Зал судебных заседаний притих. Репортеры смотрят на Эдит Бетюн так, будто благодаря ей на их глазах ожили страницы истории. Голос судьи звучит неожиданно мягко:
— Мадам, вы можете нам сказать, что было написано на обратной стороне картины? Это, по всей вероятности, ключевой вопрос данного судебного разбирательства. Постарайтесь вспомнить дословно.
Эдит Бетюн снова оглядывает публику в зале:
— О да. Я прекрасно все помню. А запомнила потому, что никак не могла понять, что бы это могло значить. Там было написано мелом: «Herr Kommandant, qui comprendra: pas pris, mai donne». — Она делает паузу и переводит: — «Господину коменданту, который поймет: не взято, а отдано».
36
Лив слышит, как шум все нарастает. Ей кажется, будто у нее над головой кружится стая птиц. Она видит, как журналисты, с авторучками наготове, окружают старую женщину в инвалидном кресле, а судья, призывая к тишине, безуспешно стучит своим молотком. Она смотрит на галеею для публики, и до нее внезапно доносится звук аплодисментов. И ей непонятно, кому аплодируют все эти люди: то ли старой женщине, то ли торжеству справедливости.

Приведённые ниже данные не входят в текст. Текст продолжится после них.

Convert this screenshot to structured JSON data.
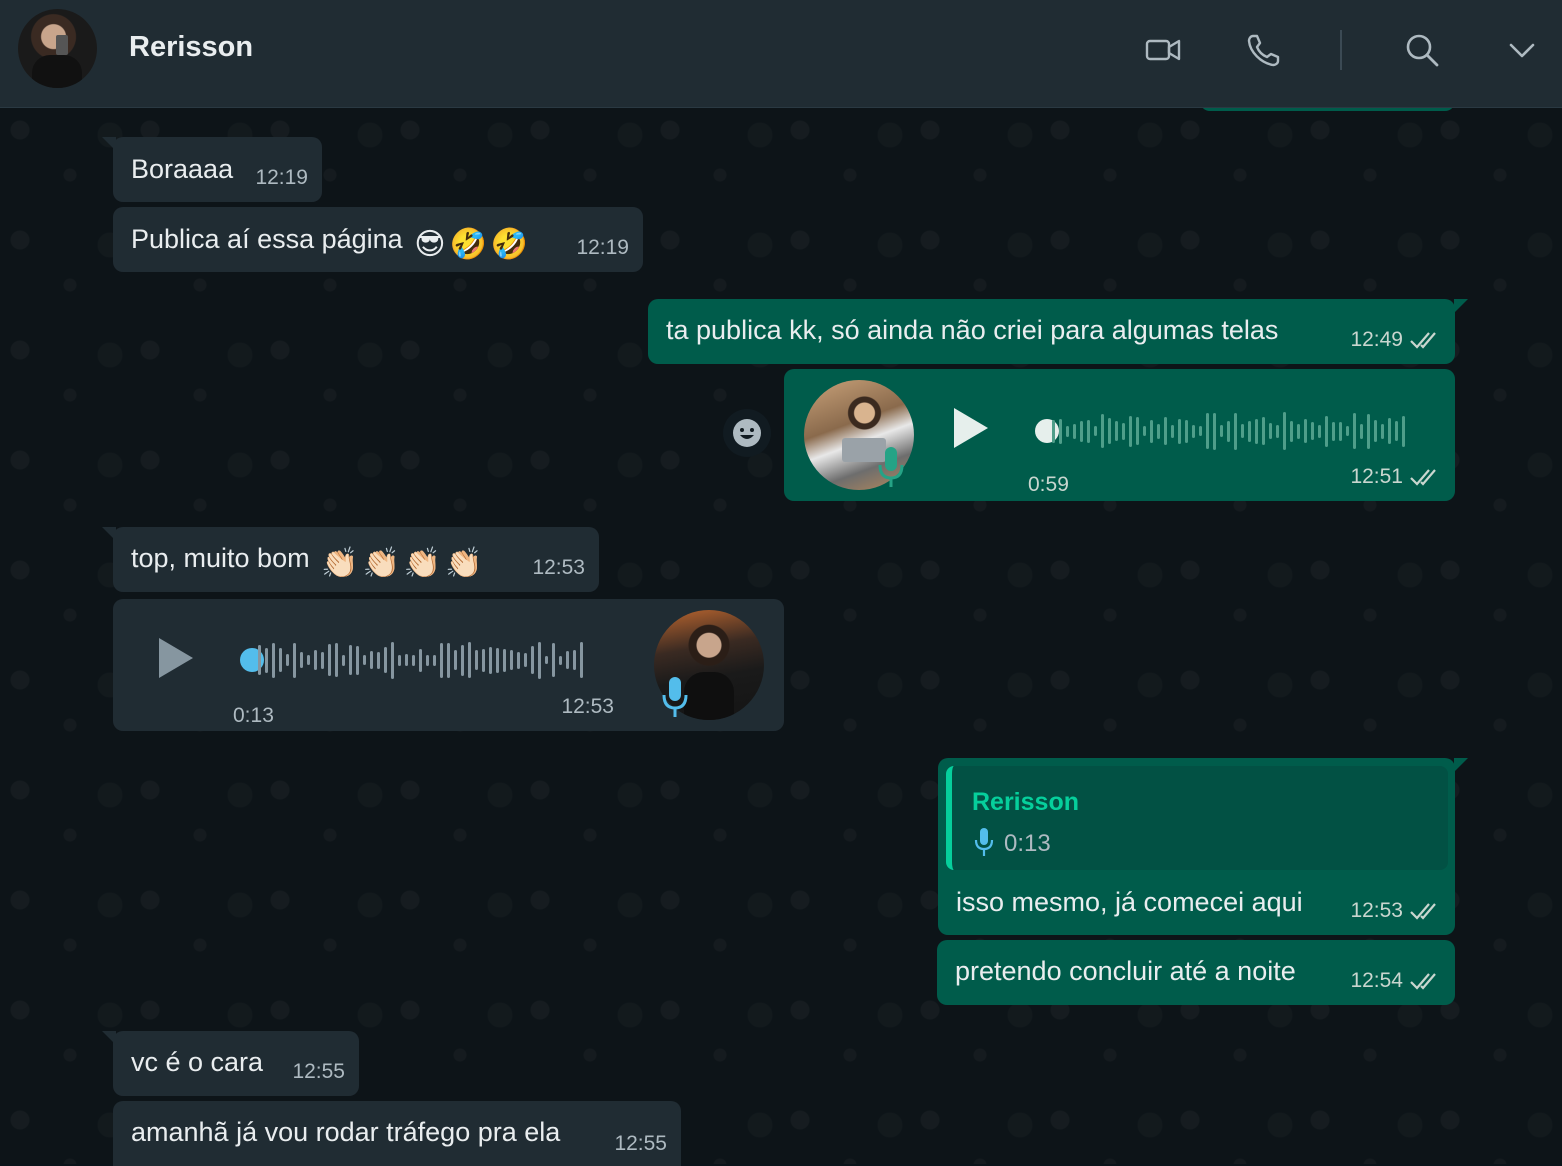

Пол с трудом пробивается к Лив. Оказавшись наконец рядом, он притягивает ее к себе и с явным облегчением в голосе шепчет ей на ухо:
— Лив, она твоя. Она твоя.
— Она выжила! — то ли смеется, то ли плачет Лив. — Они нашли друг друга.
Лив оглядывается на беснующуюся толпу и понимает, что больше не боится ее. Люди улыбаются так, будто довольны исходом дела и больше не видят в ней врага. Братья Лефевр с похоронным выражением на лицах встают с места. И Лив счастлива, что Софи не уедет с ними во Францию. Джейн Дикинсон с обиженным видом медленно собирает вещи.
— Как вам это нравится? — расплывшись от уха до уха, спрашивает Генри. — Как вам это нравится? Никто даже не слушал, как бедняга Бергер выносит вердикт.
— Пошли, — говорит Пол, обняв ее за плечи. — Пора выбираться отсюда.
К Лив подходит секретарь суда, с трудом протиснувшийся сквозь толпу. Он пытается отдышаться, как после долгой дороги.
— Вот, мадам, — протягивает он Лив картину. — Мне кажется, это ваше.
Лив смыкает пальцы на золоченой раме. Смотрит на Софи: в тусклом свете зала суда волосы девушки на портрете кажутся живыми, а улыбка — загадочной.
— Думаю, нам стоит вывести вас через заднюю дверь, — добавляет секретарь.
И рядом тут же возникает охранник, который, бормоча что-то в переносную рацию, расчищает проход.
Пол уже делает шаг вперед, но Лив останавливает его.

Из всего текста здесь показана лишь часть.